World

Letters: Polarizing takes on America’s disappointing World Cup loss

U.S. out of the FIFA World Cup

So the ladies lost their match. Congratulations on a game well played but fell short of a victory.  At least they exhibited true sportsmanship by accepting their defeat and congratulating their opponents. Hopefully, they won’t spend the next four years saying that Sweden cheated, that they really won the match, and trying to get World Cup referees to say that USA won the match.

Candy London, Denver

They were too arrogant to sing the National Anthem, but at least they can now sing the blues.

John Shupe, Centennial

Principal punished for safety efforts

Re: “Fired principal defends room,” Aug. 9 news story

I can’t believe that principals are fired or put on leave for the use of a seclusion room in a Denver Public School. These principals are already stressed out, having to deal with sometimes very unruly or even dangerous students that disrupt other students’ learning. Firing or putting a principal on leave is extreme. And this was triggered by an anonymous call? Taking such extreme measures should not be based on anonymous reports, and certainly not when principals are trying to make their schools safer for all. Give the principals a chance!

Bart Cox, Denver

A dangerous intersection of bad bike decisions

While I was driving back from an appointment recently, a speeding bicycle nearly crashed into me while slowly passing restaurants’ outdoor eating areas on 7th Avenue just east of Broadway. Fortunately, there was no collision. However, as a driver, I was completely freaked out!

Each week I have observed how the implementation of Denver’s bicycle plan has removed vehicle driving lanes, many from high-volume roadways such as South Broadway, and devoted them to bicycles in an effort to make the city more bike friendly – an admirable objective. However, this plan, coupled with lawmakers’ completely irresponsible decision to release cyclists from the requirement of following the “rules of the road” by ignoring stop signs, red lights, and the like, is now bringing vehicles and cyclists, as well as electric bicycles and scooters which typically travel at much higher velocities than manual bikes, in much closer proximity and increasing the likelihood of accidents, many potentially life-ending. For the bike plan to be successful and have long-term viability, all vehicles, motorized or otherwise, should be required to follow all traffic regulations!

Joe Crystal, Denver

Sin tax can’t fund preschool alone

Re: “Universal preschool: Colorado walks back full-time classes for 11,000 children with risk factors,” Aug. 4 news story

I am disappointed but not surprised to read that the universal preschool for 4-year-olds was not funded adequately enough. Voters approved this measure, in part, because the funding would come from tobacco taxes. Most Coloradans do not use tobacco. Most Coloradans do not finance this program, despite the worthiness of the program.

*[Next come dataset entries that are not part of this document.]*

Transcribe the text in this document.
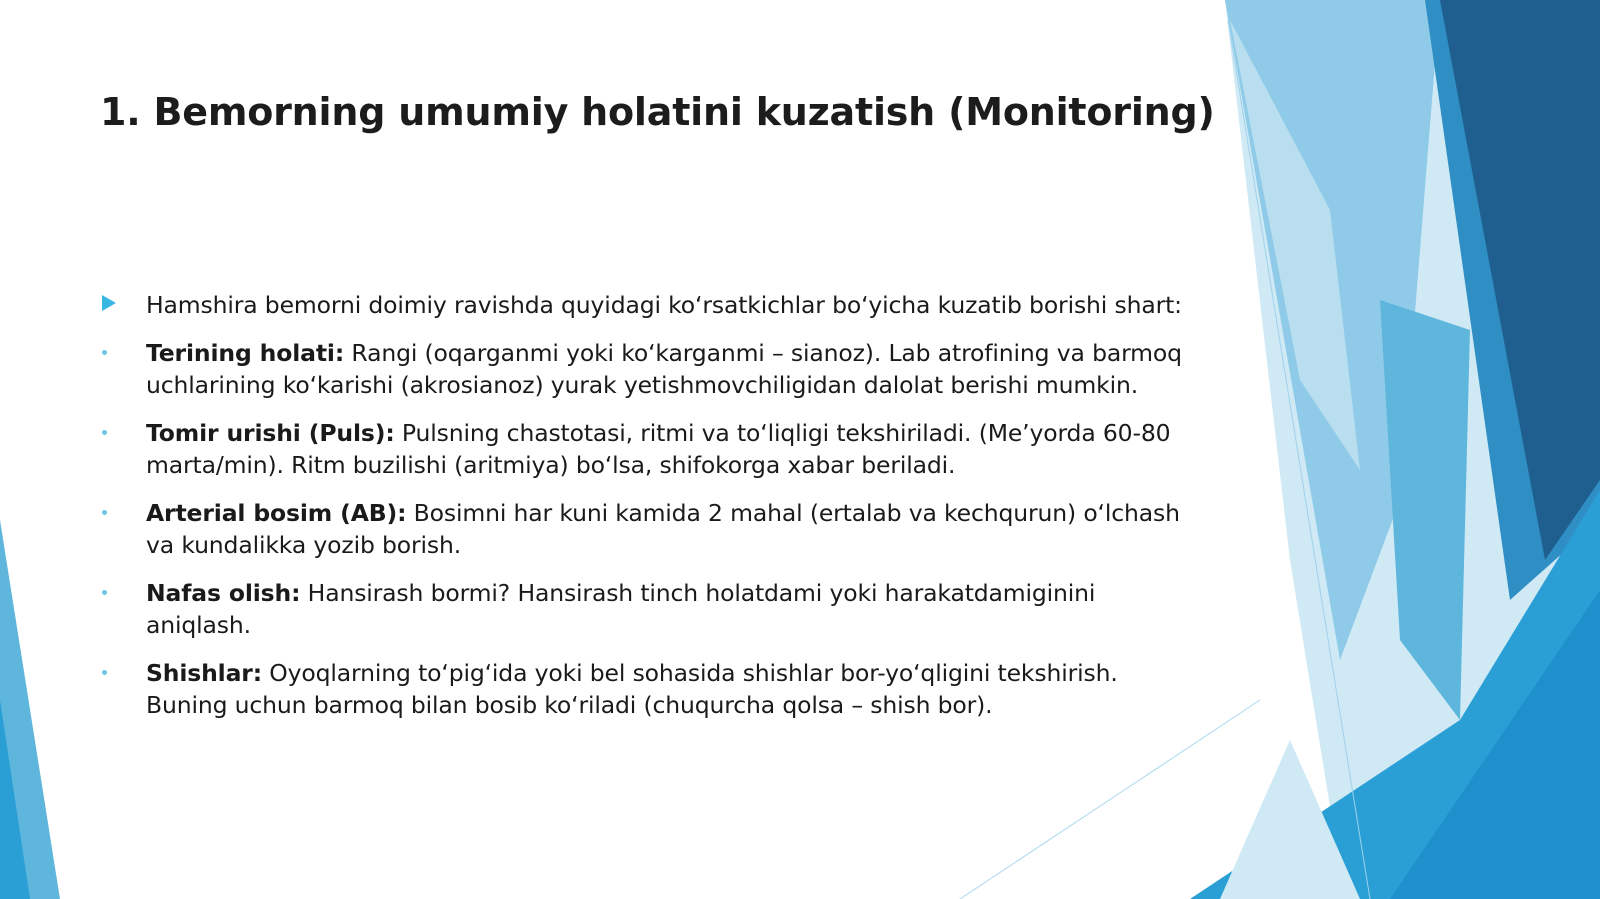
1. Bemorning umumiy holatini kuzatish (Monitoring)
Hamshira bemorni doimiy ravishda quyidagi ko‘rsatkichlar bo‘yicha kuzatib borishi shart:
Terining holati: Rangi (oqarganmi yoki ko‘karganmi – sianoz). Lab atrofining va barmoq uchlarining ko‘karishi (akrosianoz) yurak yetishmovchiligidan dalolat berishi mumkin.
Tomir urishi (Puls): Pulsning chastotasi, ritmi va to‘liqligi tekshiriladi. (Me’yorda 60-80 marta/min). Ritm buzilishi (aritmiya) bo‘lsa, shifokorga xabar beriladi.
Arterial bosim (AB): Bosimni har kuni kamida 2 mahal (ertalab va kechqurun) o‘lchash va kundalikka yozib borish.
Nafas olish: Hansirash bormi? Hansirash tinch holatdami yoki harakatdamiginini aniqlash.
Shishlar: Oyoqlarning to‘pig‘ida yoki bel sohasida shishlar bor-yo‘qligini tekshirish. Buning uchun barmoq bilan bosib ko‘riladi (chuqurcha qolsa – shish bor).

Colorado has a history of letting the few people with habits others may find distasteful pay for programs we all benefit from. Lottery funds, marijuana taxes, sports betting, and tobacco taxes all ostensibly fund programs that we all believe necessary. If we believe this or any program is worth doing, it should be something that we all support, not just by voting for them but also by helping to pay for them.